Roquette-Indian starch JV to drive market traction

French ingredients firm, Roquette, has bought three Indian starch production sites forming a new joint venture business in a bid to strengthen market presence in the strong Asian market.

The French starch specialist bought the assets from family-owned Riddhi Siddhi and will hold a majority stake in the new JV company, Roquette – Riddhi Siddhi.

A strategic alliance between the two firms started in 2006 when Roquette snapped up a 14.9% shareholding in the Indian starch firm. Purchasing three of Riddhi Siddhi’s starch production sites – one in the South West state of Karnataka, another North in Uttarakhand and the Western Indian state of Gujarat – has now established a JV.

Guy Talbourdet, CEO of Roquette Group, said that with this acquisition, the French firm becomes the first international player in the Indian starch industry.

“The move aims at supporting the growth of this market with an ambitious investment plan,” Talbourdet said.
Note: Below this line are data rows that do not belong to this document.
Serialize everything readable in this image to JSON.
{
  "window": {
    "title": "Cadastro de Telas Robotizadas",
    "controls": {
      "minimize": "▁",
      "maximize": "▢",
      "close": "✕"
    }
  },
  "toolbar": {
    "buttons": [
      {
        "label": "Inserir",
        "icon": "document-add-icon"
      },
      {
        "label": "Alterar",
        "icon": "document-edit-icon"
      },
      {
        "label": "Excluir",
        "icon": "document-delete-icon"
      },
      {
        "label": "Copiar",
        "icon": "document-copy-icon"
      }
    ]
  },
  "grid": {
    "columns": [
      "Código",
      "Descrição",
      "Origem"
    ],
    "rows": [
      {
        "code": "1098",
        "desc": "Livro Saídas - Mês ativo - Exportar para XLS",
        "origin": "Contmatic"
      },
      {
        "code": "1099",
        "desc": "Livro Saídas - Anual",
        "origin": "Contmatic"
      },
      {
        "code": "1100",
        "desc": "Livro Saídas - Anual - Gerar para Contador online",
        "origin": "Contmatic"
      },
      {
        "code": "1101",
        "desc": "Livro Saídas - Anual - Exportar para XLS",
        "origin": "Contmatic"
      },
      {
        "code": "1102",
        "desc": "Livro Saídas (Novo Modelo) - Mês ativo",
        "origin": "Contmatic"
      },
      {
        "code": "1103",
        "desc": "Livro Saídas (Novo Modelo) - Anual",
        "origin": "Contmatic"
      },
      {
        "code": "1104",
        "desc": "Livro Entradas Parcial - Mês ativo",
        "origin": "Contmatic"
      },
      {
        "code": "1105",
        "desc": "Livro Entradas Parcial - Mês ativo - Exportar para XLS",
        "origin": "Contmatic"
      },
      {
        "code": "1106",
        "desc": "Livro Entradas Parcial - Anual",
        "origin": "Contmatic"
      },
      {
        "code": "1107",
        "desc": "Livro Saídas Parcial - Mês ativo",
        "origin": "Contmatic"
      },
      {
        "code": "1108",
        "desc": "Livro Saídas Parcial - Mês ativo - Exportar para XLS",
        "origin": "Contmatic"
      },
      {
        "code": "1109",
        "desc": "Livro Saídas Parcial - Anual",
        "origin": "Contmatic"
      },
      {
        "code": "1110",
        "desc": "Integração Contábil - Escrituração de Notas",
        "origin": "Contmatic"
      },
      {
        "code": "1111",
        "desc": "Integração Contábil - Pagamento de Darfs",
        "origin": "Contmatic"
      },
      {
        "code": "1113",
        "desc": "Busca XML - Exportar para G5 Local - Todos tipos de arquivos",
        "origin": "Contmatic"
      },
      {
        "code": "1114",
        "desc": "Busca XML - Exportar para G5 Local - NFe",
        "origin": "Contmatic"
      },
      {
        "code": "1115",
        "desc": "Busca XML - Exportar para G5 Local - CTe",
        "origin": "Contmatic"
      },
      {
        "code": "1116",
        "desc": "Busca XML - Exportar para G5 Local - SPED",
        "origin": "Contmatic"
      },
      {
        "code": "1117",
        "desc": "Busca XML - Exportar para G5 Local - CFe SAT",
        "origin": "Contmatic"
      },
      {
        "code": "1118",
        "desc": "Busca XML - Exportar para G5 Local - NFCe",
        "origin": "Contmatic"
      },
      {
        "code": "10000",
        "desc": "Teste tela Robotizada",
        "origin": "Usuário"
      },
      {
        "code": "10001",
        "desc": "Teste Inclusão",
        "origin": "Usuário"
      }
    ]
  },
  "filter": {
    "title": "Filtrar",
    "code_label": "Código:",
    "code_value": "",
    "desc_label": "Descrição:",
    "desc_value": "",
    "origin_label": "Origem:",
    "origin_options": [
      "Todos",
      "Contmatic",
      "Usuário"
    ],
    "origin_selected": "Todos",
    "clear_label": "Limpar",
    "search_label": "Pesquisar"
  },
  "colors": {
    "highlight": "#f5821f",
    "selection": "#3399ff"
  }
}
Health and nutrition is a “strategic segment for Roquette, representing two thirds of its sales,” he said, and so India’s fast-growing market holds appeal.

He noted that the country’s population is surging, set to represent the most populated country in the world by 2030.

Strengthening an Indian position

Roquette aready has a representative office in Mumbai, established in 2007 along with a food applications laboratory set up in 2010. However, the new JV will reinforce its market position, the company said.

The family-owned Riddhi Siddi holds 25% market share in India’s starch market and registered a turnover of US$200m for 2011.

According to data from Indian diversified food group, Anil, the country’s starch market remains at a “nascent stage” with high growth potential compared to the global average.

Anil said the market is expected to surge by around 15% per year, driven by increasing demand from across various industries, including the food and beverage sector.